それから俺がミカンを剥いて食べるまで、作ちゃんはつまらなさそうな顔でテレビを眺めていた。
「後、テレビはガキ使とジャニカンだった」
「え」
「ガキの使いとジャニーズカウントダウンライブ」
「え」
はて、と作ちゃんが首を捻る。
首を捻りたいのはどちらかと言えば俺の方で、淡白な作ちゃんがお笑い?ジャニーズ?と頭の中が回り、ミカンがこたつ布団の上に落ちた。
「まあ、ボクは部屋で本読んでたけど」
「……季節感ないねぇ」
「テレビに固執しないから。だから、紅白とかも崎代くんと暮らし始めてから、初めて見たよ」
その初めては微妙かなぁ、とミカンを拾いながら呟く。
ダラダラとした年末というのは、まぁ、学生の頃から良くあったことで、学生という肩書きを外した後でも、実家を離れても、ダラダラ出来るのは、ある意味幸せだ。

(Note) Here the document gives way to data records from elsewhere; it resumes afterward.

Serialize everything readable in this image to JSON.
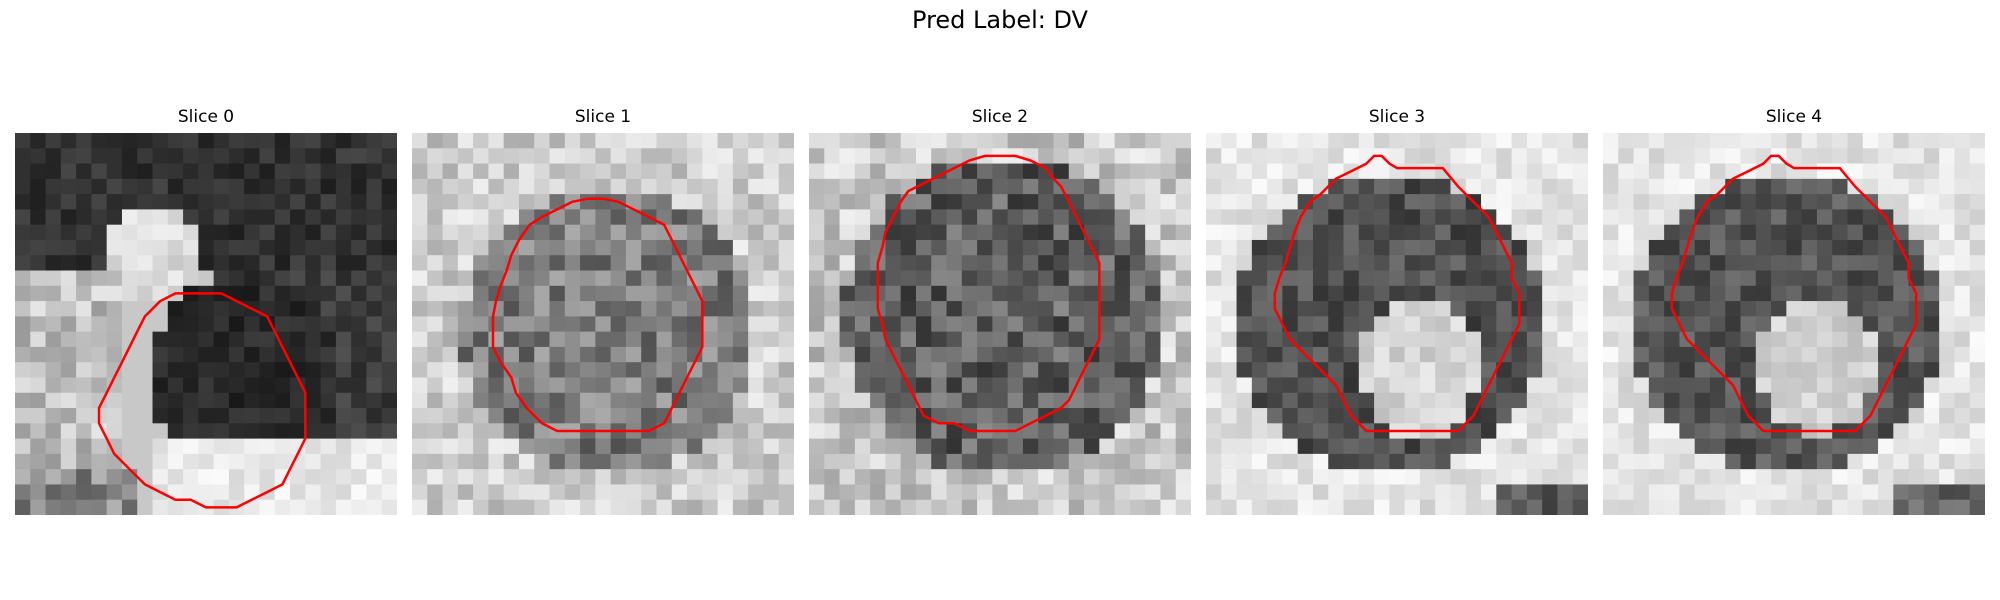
{
  "figure": {
    "title": "Pred Label: DV"
  },
  "panels": [
    {
      "label": "Slice 0",
      "contour_color": "#ff0000"
    },
    {
      "label": "Slice 1",
      "contour_color": "#ff0000"
    },
    {
      "label": "Slice 2",
      "contour_color": "#ff0000"
    },
    {
      "label": "Slice 3",
      "contour_color": "#ff0000"
    },
    {
      "label": "Slice 4",
      "contour_color": "#ff0000"
    }
  ]
}
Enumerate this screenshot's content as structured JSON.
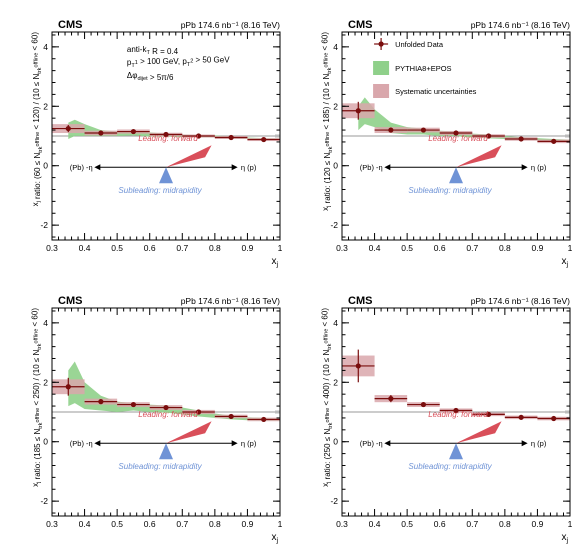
{
  "figure": {
    "legend": {
      "data_label": "Unfolded Data",
      "mc_label": "PYTHIA8+EPOS",
      "syst_label": "Systematic uncertainties"
    },
    "cut_lines": [
      "anti-k_T R = 0.4",
      "p_T^1 > 100 GeV, p_T^2 > 50 GeV",
      "Δφ_dijet > 5π/6"
    ],
    "diagram": {
      "leading": "Leading: forward",
      "subleading": "Subleading: midrapidity",
      "left_end": "(Pb) -η",
      "right_end": "η (p)"
    },
    "colors": {
      "data": "#7a0d0d",
      "mc_fill": "#8fd08a",
      "syst_fill": "#d9a7ac",
      "leading": "#d94f5a",
      "subleading": "#6f93d6"
    }
  },
  "chart_data": [
    {
      "type": "scatter",
      "experiment": "CMS",
      "lumi": "pPb 174.6 nb⁻¹ (8.16 TeV)",
      "xlabel": "x_j",
      "ylabel": "x_j ratio: (60 ≤ N_trk^offline < 120) / (10 ≤ N_trk^offline < 60)",
      "xlim": [
        0.3,
        1.0
      ],
      "ylim": [
        -2.5,
        4.5
      ],
      "x": [
        0.35,
        0.45,
        0.55,
        0.65,
        0.75,
        0.85,
        0.95
      ],
      "data": [
        1.25,
        1.1,
        1.15,
        1.05,
        1.0,
        0.95,
        0.88
      ],
      "stat_err": [
        0.12,
        0.06,
        0.05,
        0.05,
        0.05,
        0.05,
        0.05
      ],
      "syst_err": [
        0.15,
        0.08,
        0.07,
        0.06,
        0.05,
        0.05,
        0.05
      ],
      "mc_x": [
        0.35,
        0.37,
        0.4,
        0.45,
        0.5,
        0.55,
        0.6,
        0.65,
        0.7,
        0.75,
        0.8,
        0.85,
        0.9,
        0.95,
        1.0
      ],
      "mc_low": [
        0.9,
        1.0,
        1.0,
        1.0,
        1.0,
        1.02,
        0.98,
        0.98,
        0.96,
        0.95,
        0.95,
        0.93,
        0.9,
        0.88,
        0.87
      ],
      "mc_high": [
        1.45,
        1.55,
        1.4,
        1.2,
        1.15,
        1.18,
        1.12,
        1.08,
        1.05,
        1.03,
        1.02,
        0.98,
        0.95,
        0.93,
        0.92
      ],
      "show_cuts": true,
      "show_legend": false
    },
    {
      "type": "scatter",
      "experiment": "CMS",
      "lumi": "pPb 174.6 nb⁻¹ (8.16 TeV)",
      "xlabel": "x_j",
      "ylabel": "x_j ratio: (120 ≤ N_trk^offline < 185) / (10 ≤ N_trk^offline < 60)",
      "xlim": [
        0.3,
        1.0
      ],
      "ylim": [
        -2.5,
        4.5
      ],
      "x": [
        0.35,
        0.45,
        0.55,
        0.65,
        0.75,
        0.85,
        0.95
      ],
      "data": [
        1.85,
        1.2,
        1.2,
        1.1,
        1.0,
        0.9,
        0.82
      ],
      "stat_err": [
        0.3,
        0.08,
        0.06,
        0.06,
        0.06,
        0.06,
        0.07
      ],
      "syst_err": [
        0.25,
        0.1,
        0.08,
        0.07,
        0.06,
        0.06,
        0.06
      ],
      "mc_x": [
        0.35,
        0.37,
        0.4,
        0.45,
        0.5,
        0.55,
        0.6,
        0.65,
        0.7,
        0.75,
        0.8,
        0.85,
        0.9,
        0.95,
        1.0
      ],
      "mc_low": [
        1.2,
        1.4,
        1.3,
        1.1,
        1.05,
        1.05,
        1.0,
        1.0,
        0.95,
        0.92,
        0.9,
        0.88,
        0.86,
        0.84,
        0.82
      ],
      "mc_high": [
        2.0,
        2.3,
        1.9,
        1.45,
        1.3,
        1.25,
        1.18,
        1.15,
        1.08,
        1.05,
        1.0,
        0.96,
        0.93,
        0.9,
        0.88
      ],
      "show_cuts": false,
      "show_legend": true
    },
    {
      "type": "scatter",
      "experiment": "CMS",
      "lumi": "pPb 174.6 nb⁻¹ (8.16 TeV)",
      "xlabel": "x_j",
      "ylabel": "x_j ratio: (185 ≤ N_trk^offline < 250) / (10 ≤ N_trk^offline < 60)",
      "xlim": [
        0.3,
        1.0
      ],
      "ylim": [
        -2.5,
        4.5
      ],
      "x": [
        0.35,
        0.45,
        0.55,
        0.65,
        0.75,
        0.85,
        0.95
      ],
      "data": [
        1.85,
        1.35,
        1.25,
        1.15,
        1.0,
        0.85,
        0.75
      ],
      "stat_err": [
        0.3,
        0.08,
        0.06,
        0.06,
        0.06,
        0.06,
        0.07
      ],
      "syst_err": [
        0.25,
        0.1,
        0.08,
        0.08,
        0.07,
        0.06,
        0.06
      ],
      "mc_x": [
        0.35,
        0.37,
        0.4,
        0.45,
        0.5,
        0.55,
        0.6,
        0.65,
        0.7,
        0.75,
        0.8,
        0.85,
        0.9,
        0.95,
        1.0
      ],
      "mc_low": [
        1.2,
        1.3,
        1.1,
        1.05,
        1.0,
        1.05,
        1.0,
        0.98,
        0.92,
        0.85,
        0.8,
        0.75,
        0.72,
        0.7,
        0.7
      ],
      "mc_high": [
        2.4,
        2.7,
        2.0,
        1.55,
        1.35,
        1.3,
        1.25,
        1.22,
        1.15,
        1.05,
        0.95,
        0.88,
        0.82,
        0.8,
        0.78
      ],
      "show_cuts": false,
      "show_legend": false
    },
    {
      "type": "scatter",
      "experiment": "CMS",
      "lumi": "pPb 174.6 nb⁻¹ (8.16 TeV)",
      "xlabel": "x_j",
      "ylabel": "x_j ratio: (250 ≤ N_trk^offline < 400) / (10 ≤ N_trk^offline < 60)",
      "xlim": [
        0.3,
        1.0
      ],
      "ylim": [
        -2.5,
        4.5
      ],
      "x": [
        0.35,
        0.45,
        0.55,
        0.65,
        0.75,
        0.85,
        0.95
      ],
      "data": [
        2.55,
        1.45,
        1.25,
        1.05,
        0.92,
        0.82,
        0.78
      ],
      "stat_err": [
        0.55,
        0.12,
        0.08,
        0.07,
        0.07,
        0.07,
        0.08
      ],
      "syst_err": [
        0.35,
        0.12,
        0.08,
        0.07,
        0.06,
        0.06,
        0.06
      ],
      "mc_x": [],
      "mc_low": [],
      "mc_high": [],
      "show_cuts": false,
      "show_legend": false
    }
  ]
}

ミカンの入ったカゴへ片手を伸ばしながら、ぺたり、頬をテーブルに引っ付けた作ちゃんが「後は、年越し蕎麦を茹でるのが怠いので緑のたぬきです。ボクは好き」と、年末最後の怠惰を口にした。
まぁ、俺も好きだよ、そのおそば。
「どっちがお湯入れるかじゃんけんしよっか」
「え、俺が入れてきても良いけど」
じゃあお茶も、割と遠慮のない作ちゃんが、俺は好きだよ。
何故か『締切』と大きく書かれた湯呑みを手を手渡され、立ち上がったが、あ、と間の抜けたような作ちゃんの声で、中腰のまま止まる。
「今年も有難う御座いました」
折り畳んでいた体を起こし、ゴツン、テーブルに額をぶつけながら頭を下げる作ちゃん。
ゴツン、俺もテーブルに額を打ち付ける。